Legende[bewerken | brontekst bewerken]

Jacobus de Voragine vatte in de 13e eeuw meerdere versies van de legende van Julianus samen tot één verhaal. Het is een heilige zonder nationaliteit, zonder sterfdatum, zonder graf. De oudere versies ontstonden al in de 9e tot 12e eeuw.[2] Sinds de publicatie door de Voragine kende de legende een belangrijke verspreiding in West-Europa. De beeltenissen van Julianus Hospitator in de glasramen van de kathedraal van Chartres (vanaf 1220) en van Rouen (vanaf 1285) droegen bij tot zijn bekendheid.[3] In Rouen was het de gilde van vishandelaars die de serie glasramen over Julianus Hospitator financierde. De legende van Julianus Hospitator werd soms vermengd met verhalen van 4 martelaars in Italië vereerd met de naam Julianus; Julianus Hospitator was geen martelaar.
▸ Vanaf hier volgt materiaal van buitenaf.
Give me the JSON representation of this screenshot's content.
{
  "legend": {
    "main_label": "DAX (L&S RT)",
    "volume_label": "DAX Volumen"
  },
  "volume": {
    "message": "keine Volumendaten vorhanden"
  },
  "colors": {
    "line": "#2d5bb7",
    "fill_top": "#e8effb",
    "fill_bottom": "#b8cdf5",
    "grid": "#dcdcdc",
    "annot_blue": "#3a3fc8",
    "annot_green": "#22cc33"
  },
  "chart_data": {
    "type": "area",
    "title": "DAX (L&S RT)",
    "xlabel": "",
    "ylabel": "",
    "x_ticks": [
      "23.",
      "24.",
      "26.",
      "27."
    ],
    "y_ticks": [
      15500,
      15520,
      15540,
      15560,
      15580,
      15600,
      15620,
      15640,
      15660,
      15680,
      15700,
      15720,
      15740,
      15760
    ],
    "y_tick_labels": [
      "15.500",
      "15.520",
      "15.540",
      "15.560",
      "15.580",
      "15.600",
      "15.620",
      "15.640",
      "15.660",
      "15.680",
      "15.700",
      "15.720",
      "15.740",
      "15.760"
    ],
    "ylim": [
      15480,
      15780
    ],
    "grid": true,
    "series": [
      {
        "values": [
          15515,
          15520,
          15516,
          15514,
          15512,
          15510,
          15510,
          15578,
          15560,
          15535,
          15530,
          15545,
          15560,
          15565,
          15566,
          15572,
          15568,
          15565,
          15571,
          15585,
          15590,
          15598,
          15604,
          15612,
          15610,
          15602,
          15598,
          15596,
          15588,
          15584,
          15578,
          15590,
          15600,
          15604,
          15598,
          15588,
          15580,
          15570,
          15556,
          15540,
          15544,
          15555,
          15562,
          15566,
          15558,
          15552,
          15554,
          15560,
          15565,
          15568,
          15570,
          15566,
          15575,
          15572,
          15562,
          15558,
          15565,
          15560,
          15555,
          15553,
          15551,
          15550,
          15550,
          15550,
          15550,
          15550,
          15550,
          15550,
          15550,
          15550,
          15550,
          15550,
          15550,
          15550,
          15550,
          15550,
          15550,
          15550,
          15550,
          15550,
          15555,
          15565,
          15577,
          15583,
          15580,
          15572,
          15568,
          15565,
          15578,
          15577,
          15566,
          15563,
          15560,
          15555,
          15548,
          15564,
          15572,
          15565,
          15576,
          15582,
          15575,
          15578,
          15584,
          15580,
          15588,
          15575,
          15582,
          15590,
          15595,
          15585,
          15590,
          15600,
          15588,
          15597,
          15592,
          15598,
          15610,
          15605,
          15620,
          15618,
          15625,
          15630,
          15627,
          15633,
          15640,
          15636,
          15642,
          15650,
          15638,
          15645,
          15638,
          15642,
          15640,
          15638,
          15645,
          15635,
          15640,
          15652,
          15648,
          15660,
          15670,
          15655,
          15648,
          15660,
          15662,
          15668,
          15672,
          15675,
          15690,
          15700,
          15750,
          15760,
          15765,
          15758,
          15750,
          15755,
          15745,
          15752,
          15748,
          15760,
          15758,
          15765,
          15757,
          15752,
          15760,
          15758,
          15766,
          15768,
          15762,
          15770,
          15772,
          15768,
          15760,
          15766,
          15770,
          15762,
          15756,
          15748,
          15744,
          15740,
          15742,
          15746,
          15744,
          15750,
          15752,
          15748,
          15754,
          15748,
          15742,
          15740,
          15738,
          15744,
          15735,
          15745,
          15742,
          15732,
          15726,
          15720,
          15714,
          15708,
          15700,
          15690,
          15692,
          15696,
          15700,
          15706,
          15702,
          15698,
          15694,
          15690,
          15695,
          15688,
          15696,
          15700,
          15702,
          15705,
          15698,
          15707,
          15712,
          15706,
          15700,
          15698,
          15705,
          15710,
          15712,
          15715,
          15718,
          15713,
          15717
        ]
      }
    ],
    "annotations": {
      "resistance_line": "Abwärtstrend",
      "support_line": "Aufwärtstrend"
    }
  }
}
Ook werd de legende verward met deze van de heilige Julianus van Le Mans of de heilige Julianus van Brioude.

Julianus Hospitator werd in de middeleeuwen en nadien aanroepen als de patroon van de reizigers, de pelgrims, de herbergklanten en de gokkers. Hij wordt afgebeeld als jager, soms te paard met een hert naast hem.

In de 19e eeuw geraakte Gustave Flaubert gefascineerd door Julianus Hospitator zoals hij uitgebeeld is in de kathedraal van Rouen, zijn geboortestad. De legende van Julianus Hospitator werd het tweede verhaal van de Trois Contes (1877) van Gustave Flaubert.

Levensverhaal volgens Jacobus de Voragine[bewerken | brontekst bewerken]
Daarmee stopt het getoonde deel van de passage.